Even with her head lowered, she could feel his frowning look down at her. “You married him, knowing he was dying? But Aunt Miranda said—”
“I didn’t tell them,” she said quietly. “We only let everyone know when it was obvious he didn’t have much time left.”
His eyes searched hers. “But I saw you together. You loved him. I know you did.”

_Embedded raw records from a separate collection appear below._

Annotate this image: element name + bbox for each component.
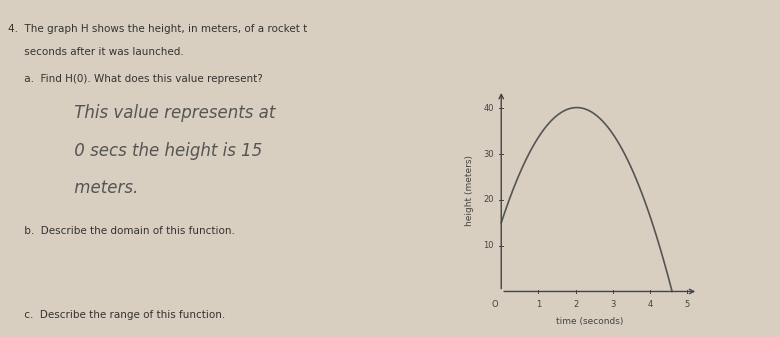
Text: b.  Describe the domain of this function.: b. Describe the domain of this function. [8,226,235,236]
Text: 1: 1 [536,300,541,309]
Text: 40: 40 [484,104,494,113]
Text: 10: 10 [484,241,494,250]
Text: 5: 5 [684,300,690,309]
Text: This value represents at: This value represents at [27,104,275,122]
Text: 3: 3 [610,300,615,309]
Text: 0 secs the height is 15: 0 secs the height is 15 [27,142,263,159]
Text: meters.: meters. [27,179,139,196]
Text: O: O [491,300,498,309]
Text: seconds after it was launched.: seconds after it was launched. [8,47,183,57]
Text: a.  Find H(0). What does this value represent?: a. Find H(0). What does this value repre… [8,74,263,84]
Text: 30: 30 [483,150,494,159]
Text: time (seconds): time (seconds) [556,317,623,326]
Text: height (meters): height (meters) [465,155,474,226]
Text: 4: 4 [647,300,652,309]
Text: 4.  The graph H shows the height, in meters, of a rocket t: 4. The graph H shows the height, in mete… [8,24,307,34]
Text: c.  Describe the range of this function.: c. Describe the range of this function. [8,310,225,320]
Text: 2: 2 [573,300,578,309]
Text: 20: 20 [484,195,494,205]
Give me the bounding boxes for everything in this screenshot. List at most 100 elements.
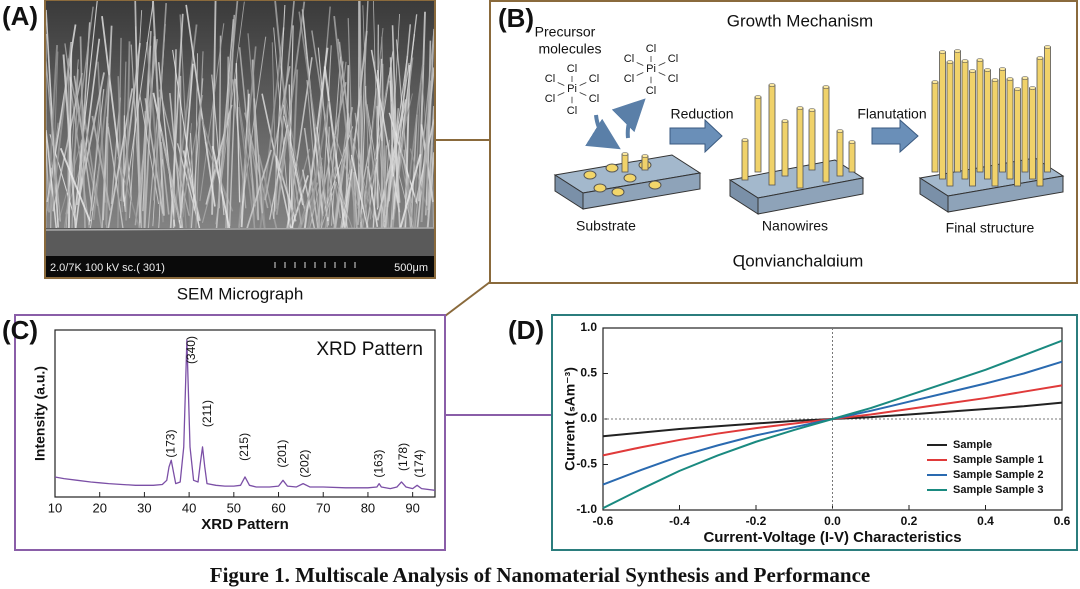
nanowire — [431, 145, 434, 228]
nanowire — [317, 166, 336, 236]
x-tick-label: 40 — [182, 500, 196, 515]
scale-text: 500μm — [394, 262, 428, 274]
nanowire — [426, 128, 429, 217]
rod-tip — [946, 60, 954, 64]
nanowire — [151, 0, 165, 216]
bond — [557, 92, 565, 96]
nanowire — [92, 75, 110, 221]
rod — [954, 50, 961, 173]
rod-tip — [939, 50, 946, 54]
rod-tip — [1029, 86, 1036, 90]
panel-label: (A) — [2, 1, 38, 31]
stage-label: Final structure — [946, 220, 1035, 236]
rod-tip — [741, 138, 749, 142]
nanowire — [383, 129, 395, 247]
rod-tip — [961, 59, 969, 63]
nanowire — [279, 65, 305, 204]
nucleus — [623, 173, 637, 183]
nanowire — [145, 41, 165, 223]
nanowire — [91, 115, 112, 211]
legend-label: Sample — [953, 439, 992, 451]
y-tick-label: -0.5 — [576, 457, 597, 471]
panel-label: (D) — [508, 315, 544, 345]
x-tick-label: 90 — [405, 500, 419, 515]
nanowire — [160, 141, 170, 215]
stage-label: Substrate — [576, 218, 636, 234]
atom: Cl — [567, 105, 577, 117]
nucleus — [611, 187, 625, 197]
y-axis-label: Current (ₛAm⁻³) — [562, 367, 578, 471]
nanowire — [238, 106, 258, 242]
nucleus — [583, 170, 597, 180]
substrate-side — [757, 177, 864, 215]
nanowire — [144, 98, 164, 214]
nanowire — [51, 51, 59, 207]
nanowire — [143, 111, 147, 231]
rod-tip — [1036, 56, 1044, 60]
rod-tip — [976, 58, 984, 62]
nanowire — [125, 41, 131, 221]
y-tick-label: 1.0 — [580, 320, 597, 334]
atom: Cl — [668, 53, 678, 65]
arrow — [611, 98, 646, 139]
nanowire — [427, 106, 435, 211]
atom: Cl — [646, 43, 656, 55]
nanowire — [409, 148, 429, 211]
rod-tip — [836, 129, 844, 133]
nanowire — [311, 30, 342, 219]
charts: 10 20 30 40 50 60 70 80 90 (173) (340) (211) (215) (2… — [32, 320, 1071, 546]
nanowire — [357, 0, 369, 225]
diagram: Pi Cl Cl Cl Cl Cl Cl Pi Cl Cl Cl Cl Cl Cl — [545, 43, 1065, 215]
x-tick-label: 20 — [92, 500, 106, 515]
x-tick-label: 10 — [48, 500, 62, 515]
rod-tip — [954, 49, 961, 53]
y-tick-label: 0.5 — [580, 366, 597, 380]
nanowire — [396, 154, 422, 238]
peak-label: (201) — [275, 440, 289, 468]
peak-label: (163) — [371, 450, 385, 478]
nanowire — [153, 3, 168, 201]
nanowire — [105, 133, 108, 225]
rod-tip — [822, 85, 830, 89]
rod — [808, 109, 816, 171]
bond — [658, 62, 666, 66]
nanowire — [298, 11, 330, 218]
x-tick-label: -0.6 — [593, 514, 614, 528]
rod — [1006, 78, 1014, 180]
rod-tip — [808, 108, 816, 112]
nanowire — [327, 56, 342, 226]
nanowire — [287, 25, 294, 237]
rod-tip — [991, 78, 999, 82]
x-tick-label: 0.0 — [824, 514, 841, 528]
bond — [636, 72, 644, 76]
x-tick-label: 60 — [271, 500, 285, 515]
rod-tip — [1014, 87, 1021, 91]
bond — [579, 92, 587, 96]
nanowire — [76, 139, 83, 206]
rod — [984, 69, 991, 180]
nanowire — [274, 0, 297, 215]
nanowire — [160, 131, 181, 221]
nanowire — [79, 36, 87, 237]
rod-tip — [984, 68, 991, 72]
nanowire — [413, 30, 435, 243]
atom: Cl — [545, 93, 555, 105]
rod-tip — [848, 140, 856, 144]
x-axis-label: XRD Pattern — [201, 516, 289, 533]
nanowire — [370, 49, 401, 213]
connector — [444, 281, 491, 317]
x-tick-label: 80 — [361, 500, 375, 515]
nanowire — [380, 141, 390, 237]
rod — [754, 96, 762, 173]
rod — [991, 79, 999, 187]
nanowire — [285, 148, 311, 237]
legend-label: Sample Sample 3 — [953, 484, 1044, 496]
nanowire — [129, 10, 143, 219]
rod — [1014, 88, 1021, 187]
nanowire — [359, 86, 367, 250]
panel-frame — [14, 314, 446, 551]
rod — [796, 107, 804, 189]
rod — [946, 61, 954, 187]
nanowire — [62, 6, 94, 237]
nanowire — [199, 23, 225, 202]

“Yes.” She swiped at her eyes. “When he died, it left a hole inside me I’ve never been able to fill. He’d become my world in too many ways to explain…he created my new life, he managed me, he was with me all the
time. He knew I didn’t cope well with fame, and he helped me survive it. He loved me so much, and I cared deeply for him. He was an incredible person.” She closed her eyes as she got to the point. “Making love for us was sweet, so tender—it created a strong bond between us. I felt so loved. But he didn’t.” Tears squeezed out of her closed eyes and trickled down. “Not the way he wanted to. Making love wasn’t like it is with you and me. He wanted the uncontrollable passion he sensed in me, he wanted me to give him the love of a woman for a man, a-and I couldn’t. He was dying, Tal. Gil was dying, and I tried so hard, but I couldn’t give it to him…”
He didn’t touch her, but she felt his hand, like the softness of moth wings, hovering above her hair. “Ah, honey.” He sounded as choked up as she felt. “That must have hurt you so bad.”
“Hurt me? Hurt me?” Without warning, a pathetic kind of fury filled her and words tumbled from her mouth like a broken floodgate, all she’d held in for so long. “You know the worst thing? I made myself not think about you, or compare—it wasn’t fair to Gil—but after he died it all came back. Those dreams of you came back, and I hated you, be…because the dreams of us were amazing, so erotic, and they made me think, just your kisses were more intense than making love with Gil.” She gripped the rail so hard her knuckles gleamed softly in the night. “Then I saw you again that day in Canberra, and I thought, He’s come to me. I was so happy. But you never did. I had to come to you for the mission, begging you to come back into my life…and then you treated me like Verity West while I was dying from wanting you, needing you to see me, to touch me.”
Turning to him, she flailed him with a fist, weak and tired. “When we finally made love, I was burning alive with joy and yet it hurt… I only have to look at you and all that uncontrollable passion fills me. When we make love, even when we kiss, I forget Gil completely and I feel so disloyal because he was so good to me, he loved me and you’re going to walk away from me soon, and it’s all going to be a sham for our parents. I know our lives are different and we can’t work it out, but it will hurt so much to go home, to be near you and touch you, knowing you’ll divorce me soon. And still I wouldn’t change this time if it’s all I’m going to get with you, because it was always you, Tal, it always was you and it always will be!”